You can obtain a 95% confidence interval for the coefficient (make sure to read the help):
confint(plasma.glm.1, parm = "fibrinogen")
Since these values correspond to the log-odds, we can get the odds by
exponentiating the estimate (subsetting coef according to the
value that we want; here it is for fibrinogen and not the intercept) and confidence interval:
exp(coef(plasma.glm.1)["fibrinogen"])
exp(confint(plasma.glm.1, parm = "fibrinogen"))
We can see that the confidence interval is very wide. Can you think of any reason why this might be?
Now, fit a logistic regression model using both explanatory variables:
plasma.glm.2 <- glm(ESR ~ fibrinogen + globulin, data = plasma, family = binomial())
and output the results using summary.
Is the coefficient for gamma globulin significantly different from 0?
You can perform a likelihood ratio (chi-square) test by subtracting the residual deviance of the
second (bigger) model from that of the first (smaller) model, then comparing the result to a chi-square distribution
with degrees of freedom equal to the difference in degrees of freedom between the two models:
anova(plasma.glm.1, plasma.glm.2, test = "Chisq")
Here, we see that the p-value is large, meaning that we do not reject
the null hypothesis that the coefficient for globulin is zero.
Even though we would not include globulin in our final model, for purposes
of illustration we will use model 2 to obtain predicted values for each observation,
then plot these against the values of both explanatory variables
using the symbols to create a bubbleplot.
The estimated conditional probability of an ESR value larger than 20 is obtained by:
prob <- predict(plasma.glm.2, type = "response")

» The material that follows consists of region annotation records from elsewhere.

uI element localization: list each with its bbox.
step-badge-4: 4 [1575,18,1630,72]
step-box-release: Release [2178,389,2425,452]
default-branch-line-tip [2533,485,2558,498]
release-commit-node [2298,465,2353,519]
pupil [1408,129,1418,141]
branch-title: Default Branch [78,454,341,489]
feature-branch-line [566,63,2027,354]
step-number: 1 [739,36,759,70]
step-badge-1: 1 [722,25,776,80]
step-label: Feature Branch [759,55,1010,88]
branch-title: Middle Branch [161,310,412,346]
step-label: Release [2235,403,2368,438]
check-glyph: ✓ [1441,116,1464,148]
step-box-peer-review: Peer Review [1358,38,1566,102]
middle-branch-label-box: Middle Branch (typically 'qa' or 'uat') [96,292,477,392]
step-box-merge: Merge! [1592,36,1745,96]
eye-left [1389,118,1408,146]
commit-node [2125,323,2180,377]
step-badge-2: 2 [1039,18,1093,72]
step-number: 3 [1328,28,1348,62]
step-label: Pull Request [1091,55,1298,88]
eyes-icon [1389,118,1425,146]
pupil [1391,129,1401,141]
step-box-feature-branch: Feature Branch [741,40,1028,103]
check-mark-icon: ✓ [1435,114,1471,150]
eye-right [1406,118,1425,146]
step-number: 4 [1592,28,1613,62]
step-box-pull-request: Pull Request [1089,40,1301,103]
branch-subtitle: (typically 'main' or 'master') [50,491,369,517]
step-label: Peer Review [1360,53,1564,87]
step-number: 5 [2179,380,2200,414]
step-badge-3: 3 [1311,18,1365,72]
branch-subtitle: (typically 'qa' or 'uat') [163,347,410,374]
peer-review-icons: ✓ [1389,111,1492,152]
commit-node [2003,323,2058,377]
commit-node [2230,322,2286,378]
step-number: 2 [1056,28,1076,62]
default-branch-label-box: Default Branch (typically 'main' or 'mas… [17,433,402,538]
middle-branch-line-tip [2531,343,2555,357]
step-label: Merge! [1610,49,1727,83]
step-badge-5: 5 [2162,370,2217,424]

and then assign a larger circle to observations with larger probability:
plot(globulin ~ fibrinogen, data = plasma, xlim = c(2,6), ylim = c(25,55), pch = "*")
symbols(plasma$fibrinogen, plasma$globulin, circles = prob, add = TRUE)
This plot shows an increasing probability of ESR bigger than 20 (larger circles)
with increasing fibrinogen and, to a lesser extent, with increasing gamma globulin.
Briefly summarize your findings.
Colon polyps data
Load the polyps data and read the help.
You will see that the response variable is
a count. We have already used multiple regression to model a numerical response that
is continuous, but there are problems with using this approach for count data: a count
can only take on positive values, and a count is unlikely to be normally distributed.
So here, we will fit a GLM with a log link function, thus ensuring that the fitted values
are positive, and with a Poisson error distribution - i.e., Poisson regression:
data("polyps", package = "HSAUR3")
polyps.glm.1 <- glm(number ~ treat + age, data = polyps, family = poisson())
By default, the link function for the Poisson family is the
log function.
Look at the results of the fitting (summary). Does there seem to be
a larger variance in observed counts than expected from the Poisson assumption? How can you tell?
Now use the quasi-likelihood approach to deal with this over-dispersion, by specifying
the quasipoisson family:
polyps.glm.2 <- glm(number ~ treat + age, data = polyps, family = quasipoisson())
then look at the results of the fitting. How do these results compare with those of the first fitting?
Can you explain why they are different?
Briefly summarize your results and conclusions: does the drug treatment appear to be effective in reducing
the number of polyps? Does the age of the patient have a large effect?